My GPS said 30 miles. It was well pushing 8pm. But little did I know at the time, it was actually 9pm. Even though Chile appears to be further west from Bolivia, it is actually in a time zone an hour later. Bizarre.
By the time I was within 15 miles outside of Calama I met my first pavement. After 10 solid hours of non-stop riding I got my pavement — and my first speeding and passing cars. But wait a minute. These weren’t just cars. These were new late model — clean — cars. Toyota. Peugeot. Spanking clean.
I was no longer in Bolivia. Then rolling into the city limits I soon was riding by a massive shopping mall – The Calama Mall – with parking for hundreds of cars. Walkways were clearly marked and traffic lights programmed. Cars and trucks actually stopped and let pedestrians cross. While the dreamlike desert landscapes complete with 20,000 foot volcanoes seemed out of this world, Calama itself was a world apart from Bolivia complete with its prosperity and massive commerce center.

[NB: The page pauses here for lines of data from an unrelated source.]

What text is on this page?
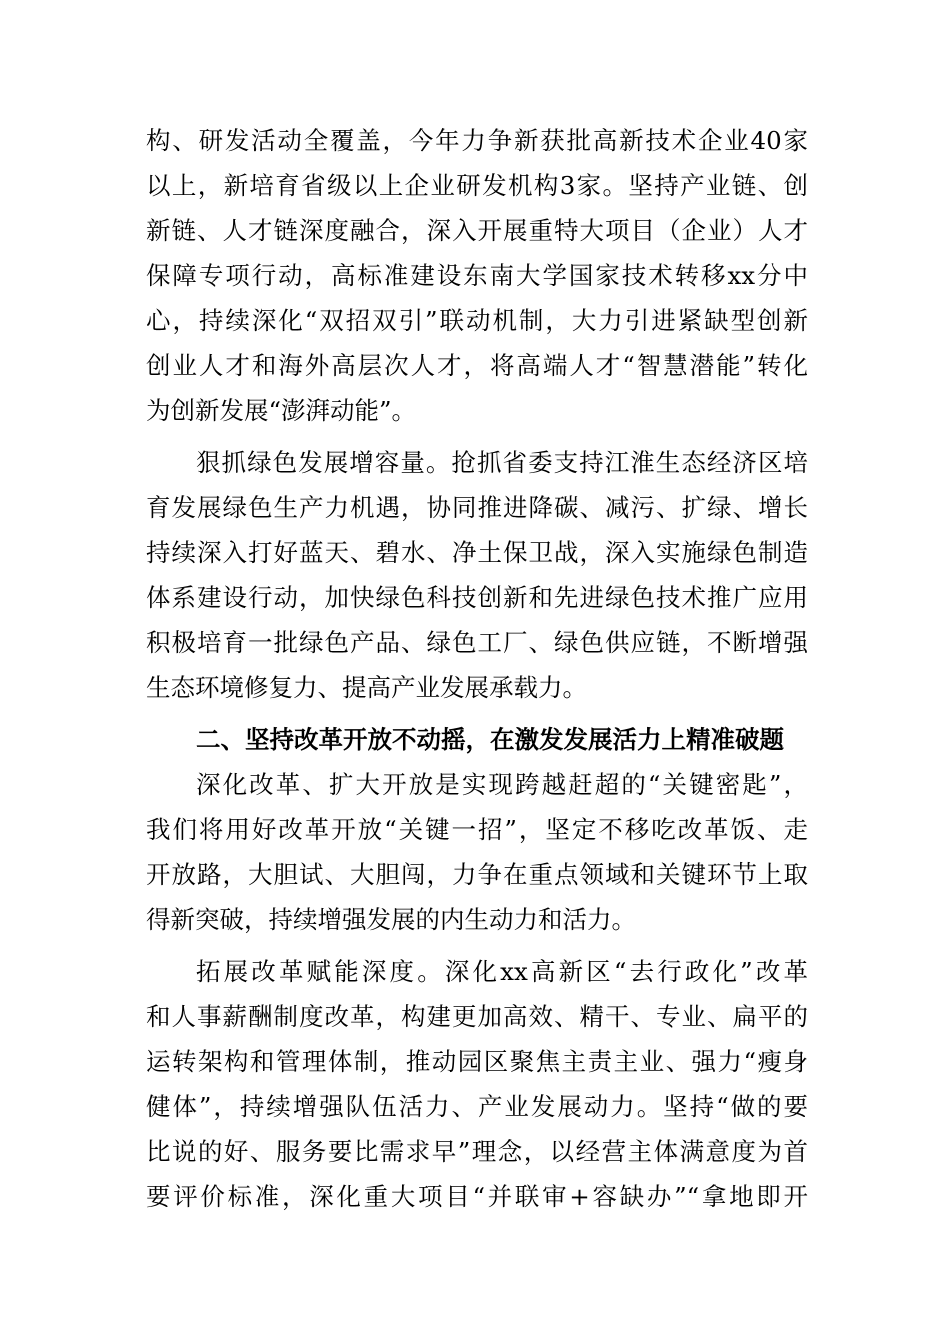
构、研发活动全覆盖，今年力争新获批高新技术企业40家
以上，新培育省级以上企业研发机构3家。坚持产业链、创
新链、人才链深度融合，深入开展重特大项目（企业）人才
保障专项行动，高标准建设东南大学国家技术转移xx分中
心，持续深化“双招双引”联动机制，大力引进紧缺型创新
创业人才和海外高层次人才，将高端人才“智慧潜能”转化
为创新发展“澎湃动能”。
狠抓绿色发展增容量。抢抓省委支持江淮生态经济区培
育发展绿色生产力机遇，协同推进降碳、减污、扩绿、增长
持续深入打好蓝天、碧水、净土保卫战，深入实施绿色制造
体系建设行动，加快绿色科技创新和先进绿色技术推广应用
积极培育一批绿色产品、绿色工厂、绿色供应链，不断增强
生态环境修复力、提高产业发展承载力。
二、坚持改革开放不动摇，在激发发展活力上精准破题
深化改革、扩大开放是实现跨越赶超的“关键密匙”，
我们将用好改革开放“关键一招”，坚定不移吃改革饭、走
开放路，大胆试、大胆闯，力争在重点领域和关键环节上取
得新突破，持续增强发展的内生动力和活力。
拓展改革赋能深度。深化xx高新区“去行政化”改革
和人事薪酬制度改革，构建更加高效、精干、专业、扁平的
运转架构和管理体制，推动园区聚焦主责主业、强力“瘦身
健体”，持续增强队伍活力、产业发展动力。坚持“做的要
比说的好、服务要比需求早”理念，以经营主体满意度为首
要评价标准，深化重大项目“并联审+容缺办”“拿地即开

10pm — It took awhile, but I found a hotel with parking, a cold beer and that pillow that seemed to be whispering, yet calling my name.
Welcome to Chile.
The sad part about this amazing journey of adventure & discovery entering Chile is that so many travelers sacrafice this route leaving Bolivia and entering Chile south of San Pedro de Atacama. While others skip Bolivia and enter Calama through the Pan American Highway. Look at these photos! Judging by the lack of traffic, travelers and life it’s too bad not more people experience this. For me, I got to see both worlds and share them with you.